TER/Tax optimized portfolio

ok, agree

My question was rather: in the dividend per piece stated by you: has the withholding tax already been deducted from it or not? If so, did they deduct 15% or 30%? If there was a deduction, you should include it back in, as it will impact the calculation. 15% of 2% is 0.3%, per year!

Disagree. Like I said, imagine that the closing price in Europe was $70.00. But the US exchange remained open. The closing price there for that day was $72. But for you these prices are equivalent. And the same will apply to the end of the period. Europe closes with $110, but US drops to $108. In the end you will have 110/70 for Europe and 108/72 for US. This can distort your calculation by a few percent.

At what tax rate is VWRD cheaper than VT without any deductible interest from a mortage?

Oh, sorry. Yes, gross amounts, as communicated by the funds themselves and/or the Swiss tax administration.

In theory, they should perform the same over the long-term. Given same indices, holdings and distribution in full. However…

  • The indices and holdings are largely - but not fully - the same. But I’m not going to account for that, since it’s intended to just compare holding the two funds.
  • VWRD has curiously had this one-time (?) distribution from capital gains
    So that assumption might not hold water.

But how would you measure it?

I don’t know how, maybe I would take a whole sequence of start and end dates and draw a chart to see if there is a big difference between different reference points.

And I don’t know anything about the capital gains payout of VWRD. It’s interesting thought.

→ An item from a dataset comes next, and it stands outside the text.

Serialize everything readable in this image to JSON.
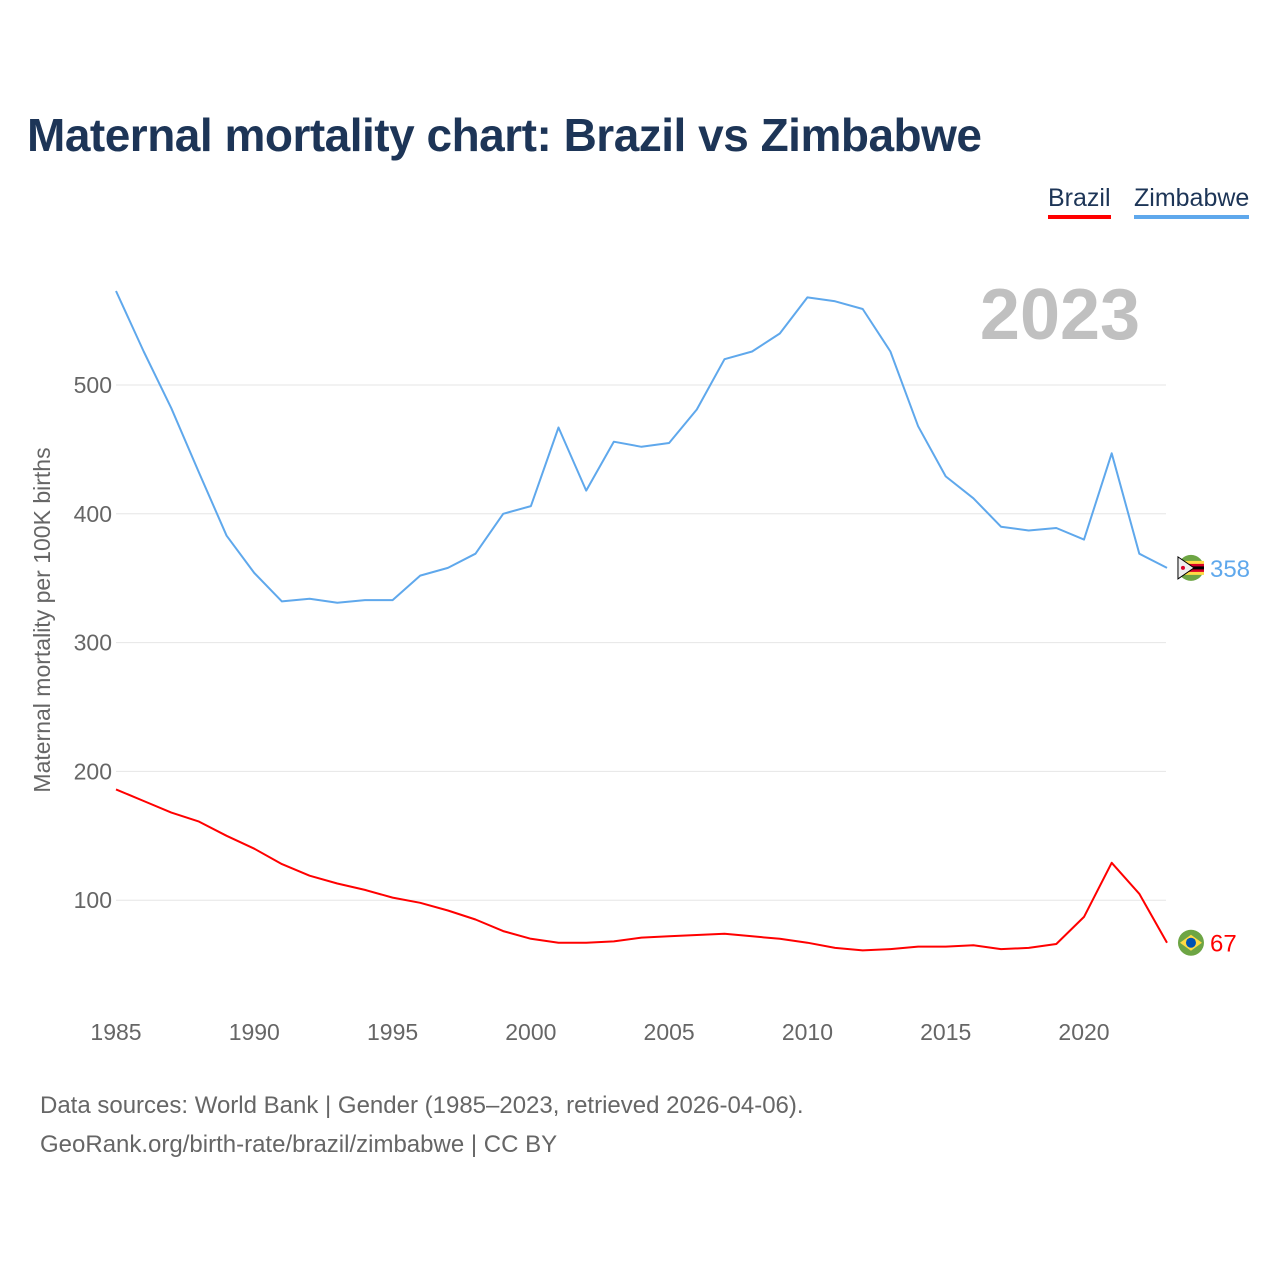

I just realised that the last fiscal reform changed something. If the swiss company pays a dividend with reserve from capital contributions, the company needs to pays a taxable dividend of the same ammount from other reserves. If it doesn’t do so, half of the “tax-free” dividend won’t be tax free. That’s probably the reason UBS did that in 2020. I checked their last annual report and they can still pay 4.68 USD tax free to share-holders, that means 13 years of 50% of tax-free dividends. We might see the percentage of tax-free dividend from the SPI drop a bit in 2020.